A resolution cosponsored by the United States that called on Iran to cooperate fully with the agency by Oct. 31 was passed by all 35 members of the board of governors. Iran walked out of the conference hall in Vienna before the resolution was adopted on Friday.

An Aug. 26 IAEA report said Iran has repeatedly provided false information on its nuclear program, Middle East Newsline reported. The report said Iran has established gas centrifuge and heavy water facilities -- usually reserved for nuclear weapons production.



"We will have no choice but to have a deep review of our existing level and extent of engagement with the agency vis-a-vis this resolution," Iran's envoy to the IAEA in Vienna, Ali Akbar Salehi, said.

The resolution also requests that the IAEA director-general Mohammed El Baradei submit a report by November to reach "definitive conclusions" about Iran's weapons program. This would be the third report by the IAEA.

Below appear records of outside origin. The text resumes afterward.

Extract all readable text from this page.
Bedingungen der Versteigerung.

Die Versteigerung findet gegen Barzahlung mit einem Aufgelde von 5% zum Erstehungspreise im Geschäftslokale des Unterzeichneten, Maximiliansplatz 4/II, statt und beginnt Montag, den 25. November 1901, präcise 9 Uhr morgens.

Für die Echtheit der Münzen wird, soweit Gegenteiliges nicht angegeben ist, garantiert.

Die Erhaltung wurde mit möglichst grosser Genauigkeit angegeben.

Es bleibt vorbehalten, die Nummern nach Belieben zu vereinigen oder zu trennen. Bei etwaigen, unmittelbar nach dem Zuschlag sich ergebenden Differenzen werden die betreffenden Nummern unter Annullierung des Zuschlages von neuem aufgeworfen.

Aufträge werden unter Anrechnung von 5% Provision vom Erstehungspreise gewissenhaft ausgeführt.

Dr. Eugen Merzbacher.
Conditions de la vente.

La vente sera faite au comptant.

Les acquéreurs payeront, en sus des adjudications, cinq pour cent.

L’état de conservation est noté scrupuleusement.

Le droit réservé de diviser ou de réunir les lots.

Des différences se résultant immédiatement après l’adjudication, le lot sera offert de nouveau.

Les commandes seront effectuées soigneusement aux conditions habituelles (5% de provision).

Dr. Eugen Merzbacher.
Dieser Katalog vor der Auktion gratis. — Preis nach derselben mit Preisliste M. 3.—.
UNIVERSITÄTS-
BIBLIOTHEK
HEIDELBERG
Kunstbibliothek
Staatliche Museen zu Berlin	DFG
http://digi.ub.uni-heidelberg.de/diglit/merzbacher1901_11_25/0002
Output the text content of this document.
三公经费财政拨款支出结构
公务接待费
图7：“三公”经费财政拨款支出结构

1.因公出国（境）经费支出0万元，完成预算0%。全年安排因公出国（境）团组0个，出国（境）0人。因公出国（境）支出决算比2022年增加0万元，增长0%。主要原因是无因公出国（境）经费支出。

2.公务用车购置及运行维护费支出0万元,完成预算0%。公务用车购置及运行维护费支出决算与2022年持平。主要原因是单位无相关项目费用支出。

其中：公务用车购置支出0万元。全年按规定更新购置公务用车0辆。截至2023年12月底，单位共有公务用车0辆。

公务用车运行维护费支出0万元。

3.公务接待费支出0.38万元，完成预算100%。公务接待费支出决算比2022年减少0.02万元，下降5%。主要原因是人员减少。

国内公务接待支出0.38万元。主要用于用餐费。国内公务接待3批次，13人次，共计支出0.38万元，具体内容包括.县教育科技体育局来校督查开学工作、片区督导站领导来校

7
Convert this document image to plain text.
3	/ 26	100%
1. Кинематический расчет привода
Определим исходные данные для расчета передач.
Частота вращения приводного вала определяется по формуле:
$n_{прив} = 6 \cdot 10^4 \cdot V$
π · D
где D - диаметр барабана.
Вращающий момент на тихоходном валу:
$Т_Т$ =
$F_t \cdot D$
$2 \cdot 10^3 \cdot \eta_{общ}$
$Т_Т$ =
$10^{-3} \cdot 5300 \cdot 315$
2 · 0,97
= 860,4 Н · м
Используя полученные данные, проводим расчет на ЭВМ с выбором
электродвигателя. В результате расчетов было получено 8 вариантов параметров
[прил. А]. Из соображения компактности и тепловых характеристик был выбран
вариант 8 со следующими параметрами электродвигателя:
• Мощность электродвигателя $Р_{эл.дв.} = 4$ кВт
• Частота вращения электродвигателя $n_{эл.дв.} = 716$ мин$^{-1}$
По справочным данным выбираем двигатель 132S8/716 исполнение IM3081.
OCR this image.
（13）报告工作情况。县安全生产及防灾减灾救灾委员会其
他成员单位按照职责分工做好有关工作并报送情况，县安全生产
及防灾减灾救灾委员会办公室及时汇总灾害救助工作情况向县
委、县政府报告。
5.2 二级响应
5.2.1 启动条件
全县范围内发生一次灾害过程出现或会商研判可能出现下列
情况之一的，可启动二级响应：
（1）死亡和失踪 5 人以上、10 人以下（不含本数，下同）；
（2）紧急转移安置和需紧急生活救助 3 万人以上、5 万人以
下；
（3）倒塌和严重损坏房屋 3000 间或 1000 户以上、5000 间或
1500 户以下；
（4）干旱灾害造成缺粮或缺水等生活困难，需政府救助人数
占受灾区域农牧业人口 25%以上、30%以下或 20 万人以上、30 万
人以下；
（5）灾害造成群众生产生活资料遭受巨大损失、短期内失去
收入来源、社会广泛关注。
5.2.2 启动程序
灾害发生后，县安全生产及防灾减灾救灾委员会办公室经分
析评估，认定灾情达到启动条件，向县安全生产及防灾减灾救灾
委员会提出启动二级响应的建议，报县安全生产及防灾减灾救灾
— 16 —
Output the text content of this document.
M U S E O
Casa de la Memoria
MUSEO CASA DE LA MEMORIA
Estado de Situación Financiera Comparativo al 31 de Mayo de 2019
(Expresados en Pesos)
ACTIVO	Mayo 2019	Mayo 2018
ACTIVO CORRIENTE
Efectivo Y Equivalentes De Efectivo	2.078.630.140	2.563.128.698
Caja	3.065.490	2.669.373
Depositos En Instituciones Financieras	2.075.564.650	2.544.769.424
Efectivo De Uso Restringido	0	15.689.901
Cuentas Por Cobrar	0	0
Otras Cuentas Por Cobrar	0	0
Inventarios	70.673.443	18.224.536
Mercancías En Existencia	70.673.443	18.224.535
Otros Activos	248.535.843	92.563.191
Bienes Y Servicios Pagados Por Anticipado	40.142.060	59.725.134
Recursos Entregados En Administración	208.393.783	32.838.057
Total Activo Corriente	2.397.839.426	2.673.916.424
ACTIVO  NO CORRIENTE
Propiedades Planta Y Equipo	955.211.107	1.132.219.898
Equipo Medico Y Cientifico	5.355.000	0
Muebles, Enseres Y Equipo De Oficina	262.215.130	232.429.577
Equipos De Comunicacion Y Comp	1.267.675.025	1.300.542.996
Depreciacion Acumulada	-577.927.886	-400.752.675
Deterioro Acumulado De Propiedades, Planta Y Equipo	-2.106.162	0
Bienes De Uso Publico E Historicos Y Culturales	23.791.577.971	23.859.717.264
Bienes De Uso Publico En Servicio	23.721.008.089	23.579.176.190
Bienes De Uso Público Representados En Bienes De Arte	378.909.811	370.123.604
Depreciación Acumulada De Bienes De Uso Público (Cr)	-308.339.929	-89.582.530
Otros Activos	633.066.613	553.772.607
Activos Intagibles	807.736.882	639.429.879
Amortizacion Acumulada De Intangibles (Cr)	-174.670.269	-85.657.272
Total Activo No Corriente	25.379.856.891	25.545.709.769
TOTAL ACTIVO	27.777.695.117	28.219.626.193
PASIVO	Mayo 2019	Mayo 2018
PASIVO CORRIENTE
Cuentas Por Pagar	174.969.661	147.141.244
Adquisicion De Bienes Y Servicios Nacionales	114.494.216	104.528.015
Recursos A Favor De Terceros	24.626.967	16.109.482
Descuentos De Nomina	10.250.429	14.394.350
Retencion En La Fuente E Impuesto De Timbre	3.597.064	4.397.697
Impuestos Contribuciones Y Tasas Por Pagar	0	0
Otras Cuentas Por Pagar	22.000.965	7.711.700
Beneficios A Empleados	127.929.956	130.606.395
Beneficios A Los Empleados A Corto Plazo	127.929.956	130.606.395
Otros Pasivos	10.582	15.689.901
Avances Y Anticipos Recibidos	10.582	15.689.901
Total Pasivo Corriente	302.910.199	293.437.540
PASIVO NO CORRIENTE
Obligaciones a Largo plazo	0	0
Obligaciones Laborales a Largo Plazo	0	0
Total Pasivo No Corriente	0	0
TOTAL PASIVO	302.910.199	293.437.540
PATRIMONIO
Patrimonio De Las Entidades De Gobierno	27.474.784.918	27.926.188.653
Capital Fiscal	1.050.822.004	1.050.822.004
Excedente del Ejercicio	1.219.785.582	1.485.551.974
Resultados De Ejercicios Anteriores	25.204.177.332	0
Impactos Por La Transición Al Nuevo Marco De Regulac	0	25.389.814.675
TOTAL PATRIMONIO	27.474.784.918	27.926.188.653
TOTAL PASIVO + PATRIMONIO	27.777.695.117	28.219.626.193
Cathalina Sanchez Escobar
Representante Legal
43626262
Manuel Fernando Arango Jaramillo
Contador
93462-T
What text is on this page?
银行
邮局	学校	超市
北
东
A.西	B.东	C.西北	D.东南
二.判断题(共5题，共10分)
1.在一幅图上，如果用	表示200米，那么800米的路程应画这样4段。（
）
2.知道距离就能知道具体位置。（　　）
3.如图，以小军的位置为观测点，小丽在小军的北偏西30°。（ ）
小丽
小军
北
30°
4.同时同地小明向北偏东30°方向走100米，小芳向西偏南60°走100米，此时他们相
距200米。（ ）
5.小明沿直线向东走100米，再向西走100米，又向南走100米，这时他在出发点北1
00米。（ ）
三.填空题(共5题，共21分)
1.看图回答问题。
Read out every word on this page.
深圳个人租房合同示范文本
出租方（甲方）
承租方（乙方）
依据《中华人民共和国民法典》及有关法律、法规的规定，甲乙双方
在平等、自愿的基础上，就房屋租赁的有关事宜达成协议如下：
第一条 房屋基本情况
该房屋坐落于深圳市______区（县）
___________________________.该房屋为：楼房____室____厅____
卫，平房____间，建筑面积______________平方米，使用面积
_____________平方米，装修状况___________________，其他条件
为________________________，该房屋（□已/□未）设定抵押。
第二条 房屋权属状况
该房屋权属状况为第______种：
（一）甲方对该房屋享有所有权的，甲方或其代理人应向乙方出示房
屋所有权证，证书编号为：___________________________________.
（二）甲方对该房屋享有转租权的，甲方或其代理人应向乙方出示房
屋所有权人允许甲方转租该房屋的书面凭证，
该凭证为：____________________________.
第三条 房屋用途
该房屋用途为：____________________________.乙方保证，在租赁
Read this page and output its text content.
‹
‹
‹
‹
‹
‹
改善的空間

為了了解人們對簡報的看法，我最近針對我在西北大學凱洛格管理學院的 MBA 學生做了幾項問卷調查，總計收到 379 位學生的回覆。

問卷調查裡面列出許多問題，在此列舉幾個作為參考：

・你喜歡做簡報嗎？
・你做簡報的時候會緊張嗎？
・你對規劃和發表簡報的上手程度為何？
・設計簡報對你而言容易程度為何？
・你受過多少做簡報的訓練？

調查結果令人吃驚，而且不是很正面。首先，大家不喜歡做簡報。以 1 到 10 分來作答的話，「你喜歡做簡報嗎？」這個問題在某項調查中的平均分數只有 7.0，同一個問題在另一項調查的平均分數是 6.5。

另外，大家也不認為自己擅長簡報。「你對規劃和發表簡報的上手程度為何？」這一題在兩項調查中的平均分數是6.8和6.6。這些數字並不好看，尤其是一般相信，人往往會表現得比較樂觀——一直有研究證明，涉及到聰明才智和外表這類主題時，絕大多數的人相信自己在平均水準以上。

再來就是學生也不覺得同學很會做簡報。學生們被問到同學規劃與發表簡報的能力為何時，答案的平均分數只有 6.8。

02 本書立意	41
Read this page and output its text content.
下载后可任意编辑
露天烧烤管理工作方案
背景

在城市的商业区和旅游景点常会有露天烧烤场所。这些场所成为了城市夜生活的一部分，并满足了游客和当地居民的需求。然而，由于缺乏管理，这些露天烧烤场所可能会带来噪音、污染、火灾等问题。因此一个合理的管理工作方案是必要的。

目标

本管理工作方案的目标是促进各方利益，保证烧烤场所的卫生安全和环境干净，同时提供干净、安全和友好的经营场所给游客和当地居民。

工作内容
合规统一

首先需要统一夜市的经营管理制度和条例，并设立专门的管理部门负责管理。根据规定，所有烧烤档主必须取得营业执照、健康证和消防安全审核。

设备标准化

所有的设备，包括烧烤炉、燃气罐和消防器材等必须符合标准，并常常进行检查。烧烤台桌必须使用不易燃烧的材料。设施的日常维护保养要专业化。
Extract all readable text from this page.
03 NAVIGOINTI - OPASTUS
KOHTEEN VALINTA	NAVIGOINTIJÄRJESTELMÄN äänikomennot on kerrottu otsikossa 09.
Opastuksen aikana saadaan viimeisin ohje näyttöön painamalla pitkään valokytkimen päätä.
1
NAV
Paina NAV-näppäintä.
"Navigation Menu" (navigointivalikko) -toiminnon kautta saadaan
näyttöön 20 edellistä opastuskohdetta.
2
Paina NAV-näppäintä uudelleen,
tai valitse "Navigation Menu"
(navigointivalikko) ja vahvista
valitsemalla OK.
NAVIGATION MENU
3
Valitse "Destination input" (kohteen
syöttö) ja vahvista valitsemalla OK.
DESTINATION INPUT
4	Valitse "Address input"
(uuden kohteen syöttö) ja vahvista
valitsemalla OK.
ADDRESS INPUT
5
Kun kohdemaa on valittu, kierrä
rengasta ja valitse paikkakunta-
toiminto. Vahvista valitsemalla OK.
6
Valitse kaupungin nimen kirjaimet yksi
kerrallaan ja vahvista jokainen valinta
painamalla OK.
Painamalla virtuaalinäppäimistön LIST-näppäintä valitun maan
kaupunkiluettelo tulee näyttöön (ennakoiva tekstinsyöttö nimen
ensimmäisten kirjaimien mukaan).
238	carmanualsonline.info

"'Definitive conclusions' means that we will have before us a report that adds to the body of knowledge developed by the agency, and that based on that we should be able to come to a definitive conclusion as to whether Iran is in compliance with its safeguards agreement," U.S. envoy to the IAEA Kenneth Brill said. "I don't think it's any secret to anyone that the United States believes that the evidence to date already indicates that Iran is not in compliance. But, the board decided to give Iran one last chance to comply with the agency's request and the board's request that it make available all the information the agency is asking for and allow access to all the sites and installations the agency needs to visit and take samples in."

The IAEA board plans reconvene in November to determine whether Iran remains in noncompliance. But Brill acknowledged that this did not mean that the agency would send the Iranian nuclear issue to the UN Security Council.